Despite this, New Zealand spends only about 4 percent of GDP on NZ Super, and while it is growing, at the peak it will still be significantly lower than the pension costs of many other countries. We don’t spend too much on private subsidies. KiwiSaver subsidies are very small compared to other countries' expensive tax breaks for private savings.
To think that raising the age is some kind of financial savior who misses so many qualifiers. It is important to note that, as National found out, when they tried to do this, it should occur gradually over a long period of time for political acceptance and give people enough time to adapt. According to the plans of the national level, 67 years will be reached only by 2037. Budget savings will be minimal for the first decade, and even then savings will be mitigated by the additional costs required by the social security system, for many unable to work full time.
Probably, the age of age is a bit inevitable in the long run, since there are so many impulses for it, but this is not the answer to the real problems that ordinary people face. This does not make the NZ Super more accessible today, but simply keeps the line, as people live longer.
So what is the problem that needs to be solved?
Well, it may just be social justice. Many people of working age have few chances to accumulate an additional nest egg, which will cover 270 dollars a week, which is said to have been unnecessary for a good retirement. At the same time, these same people of working age are taxed on the NZ Super pay for today's rich superantiants, who can also work in high-paying jobs. Today's taxes also contribute to the New Zealand Super Fund for retirement, which may be harder for today's working age to gain access, especially if the age increases.
Already, many low-income pensioners leave NZ Super part-time and cannot and probably should not work full time. More and more new retirees are reaching 65, still renting out on an unstable housing market. The reality would be that if there is no basic retirement income before the age of 67, many other people will reach a higher age of an even poorer one.

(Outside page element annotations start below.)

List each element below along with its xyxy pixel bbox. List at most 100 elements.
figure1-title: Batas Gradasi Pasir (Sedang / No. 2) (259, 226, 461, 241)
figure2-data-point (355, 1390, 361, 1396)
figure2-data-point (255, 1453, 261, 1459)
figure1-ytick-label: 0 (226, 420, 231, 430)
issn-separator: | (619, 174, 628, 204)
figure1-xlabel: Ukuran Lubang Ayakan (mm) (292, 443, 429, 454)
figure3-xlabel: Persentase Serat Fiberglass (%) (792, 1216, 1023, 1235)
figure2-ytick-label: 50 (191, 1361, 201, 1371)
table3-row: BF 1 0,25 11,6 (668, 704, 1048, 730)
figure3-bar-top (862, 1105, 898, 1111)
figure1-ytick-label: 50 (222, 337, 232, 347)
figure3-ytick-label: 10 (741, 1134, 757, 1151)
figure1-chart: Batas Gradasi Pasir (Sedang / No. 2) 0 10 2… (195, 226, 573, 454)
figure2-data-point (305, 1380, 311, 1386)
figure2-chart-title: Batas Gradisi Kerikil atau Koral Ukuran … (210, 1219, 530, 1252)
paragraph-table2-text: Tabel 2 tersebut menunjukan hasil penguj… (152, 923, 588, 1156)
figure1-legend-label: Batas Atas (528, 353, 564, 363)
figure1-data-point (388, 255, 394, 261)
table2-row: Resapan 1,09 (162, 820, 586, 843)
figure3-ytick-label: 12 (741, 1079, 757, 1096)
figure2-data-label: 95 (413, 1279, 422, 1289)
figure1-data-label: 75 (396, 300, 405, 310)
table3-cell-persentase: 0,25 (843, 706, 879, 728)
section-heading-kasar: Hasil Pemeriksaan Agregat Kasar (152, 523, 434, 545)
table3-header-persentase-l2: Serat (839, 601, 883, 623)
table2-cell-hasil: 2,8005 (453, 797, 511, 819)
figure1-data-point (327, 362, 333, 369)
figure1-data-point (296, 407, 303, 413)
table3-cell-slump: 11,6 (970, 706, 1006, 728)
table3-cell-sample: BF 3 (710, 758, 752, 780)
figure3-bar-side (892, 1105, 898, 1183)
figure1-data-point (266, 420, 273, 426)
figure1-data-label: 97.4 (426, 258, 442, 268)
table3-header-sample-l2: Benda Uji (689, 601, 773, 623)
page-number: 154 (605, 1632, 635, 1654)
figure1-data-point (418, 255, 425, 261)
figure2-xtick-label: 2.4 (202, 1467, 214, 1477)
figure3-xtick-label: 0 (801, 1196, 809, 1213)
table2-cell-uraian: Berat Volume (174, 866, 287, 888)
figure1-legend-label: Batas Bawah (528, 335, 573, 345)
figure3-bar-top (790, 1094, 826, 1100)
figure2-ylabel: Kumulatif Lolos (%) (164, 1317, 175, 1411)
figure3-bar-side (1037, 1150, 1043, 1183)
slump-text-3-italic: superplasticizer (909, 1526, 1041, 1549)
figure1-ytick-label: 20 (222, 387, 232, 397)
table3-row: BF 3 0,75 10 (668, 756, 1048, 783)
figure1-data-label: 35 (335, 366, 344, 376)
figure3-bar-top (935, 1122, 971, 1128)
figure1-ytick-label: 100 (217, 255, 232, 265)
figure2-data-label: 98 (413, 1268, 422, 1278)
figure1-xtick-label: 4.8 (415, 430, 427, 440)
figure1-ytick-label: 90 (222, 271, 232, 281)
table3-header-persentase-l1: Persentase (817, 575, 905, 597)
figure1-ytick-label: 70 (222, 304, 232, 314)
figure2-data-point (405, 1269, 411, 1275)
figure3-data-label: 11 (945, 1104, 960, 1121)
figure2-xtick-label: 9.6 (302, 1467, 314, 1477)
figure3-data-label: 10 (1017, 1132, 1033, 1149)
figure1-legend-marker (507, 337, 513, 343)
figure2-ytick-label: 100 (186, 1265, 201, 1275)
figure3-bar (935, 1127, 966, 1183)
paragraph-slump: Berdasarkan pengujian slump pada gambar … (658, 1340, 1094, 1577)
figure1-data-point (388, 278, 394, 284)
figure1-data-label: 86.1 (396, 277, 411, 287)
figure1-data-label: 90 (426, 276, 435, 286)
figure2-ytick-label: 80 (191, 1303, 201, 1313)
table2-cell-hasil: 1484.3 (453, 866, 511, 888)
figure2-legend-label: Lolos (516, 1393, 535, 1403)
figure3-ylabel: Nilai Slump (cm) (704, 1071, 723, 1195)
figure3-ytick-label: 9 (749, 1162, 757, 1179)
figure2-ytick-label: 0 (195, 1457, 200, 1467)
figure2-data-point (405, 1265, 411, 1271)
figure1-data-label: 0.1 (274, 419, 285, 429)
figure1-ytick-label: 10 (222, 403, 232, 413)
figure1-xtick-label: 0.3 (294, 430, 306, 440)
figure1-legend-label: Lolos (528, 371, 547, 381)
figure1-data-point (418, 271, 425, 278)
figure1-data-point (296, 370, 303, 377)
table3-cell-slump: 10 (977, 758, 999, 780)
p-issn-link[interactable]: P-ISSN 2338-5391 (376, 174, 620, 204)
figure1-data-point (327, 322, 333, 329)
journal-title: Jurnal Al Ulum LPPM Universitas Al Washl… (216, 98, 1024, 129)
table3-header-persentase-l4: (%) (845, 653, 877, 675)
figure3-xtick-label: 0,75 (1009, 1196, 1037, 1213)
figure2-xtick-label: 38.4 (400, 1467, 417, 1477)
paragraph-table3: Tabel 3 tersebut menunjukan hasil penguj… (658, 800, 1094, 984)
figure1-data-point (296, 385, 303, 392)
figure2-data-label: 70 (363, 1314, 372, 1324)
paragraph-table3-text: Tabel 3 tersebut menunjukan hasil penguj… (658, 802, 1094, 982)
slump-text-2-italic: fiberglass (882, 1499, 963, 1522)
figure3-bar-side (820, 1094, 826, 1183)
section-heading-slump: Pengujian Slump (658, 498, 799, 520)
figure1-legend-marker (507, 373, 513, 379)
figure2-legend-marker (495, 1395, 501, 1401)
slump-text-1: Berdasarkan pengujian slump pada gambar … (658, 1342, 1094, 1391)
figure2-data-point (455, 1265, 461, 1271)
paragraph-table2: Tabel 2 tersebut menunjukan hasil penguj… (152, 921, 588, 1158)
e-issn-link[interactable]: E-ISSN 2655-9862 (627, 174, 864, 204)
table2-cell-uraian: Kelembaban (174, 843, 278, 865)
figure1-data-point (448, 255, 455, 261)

For most wealthy superantiants, the NZ Super is a dip in the bucket. They do not notice this. They, of course, did not need expensive payment for winter energy. You can develop a higher tax rate for the very wealthy, which can provide useful savings of at least 10 percent of the total cost of the NZ Super without any difficulty. In the pension policy and research paper as NZ Super can be changed to basic income, the same non-taxable grant for each person over 65, with a separate tax scale for other income. Nearly 1 billion dollars a year could be saved very easily.
These savings can be used to improve KiwiSaver for low-income people and provide housing for those who retire with a small amount of assets. Let's not silently raise the age, but instead note that New Zealand is at the head of the world with the simple visionary idea of an inclusive basic pension for all 65 years of age based on residency rather than contributions
With New Zealand’s visionary approach, many of those over 65 years of age are contributing to critical voluntary unpaid activities, such as nursing, mentoring, and supporting NGOs, without which society will not function. Paid work is nothing better, and many people find freedom and satisfaction in the work they love without worrying about paying. Hopefully, the promised review of retirement incomes in 2019 rightly considers all options for sustainability, fairness, and affordability, not relying only on the chimera that raises the age of law.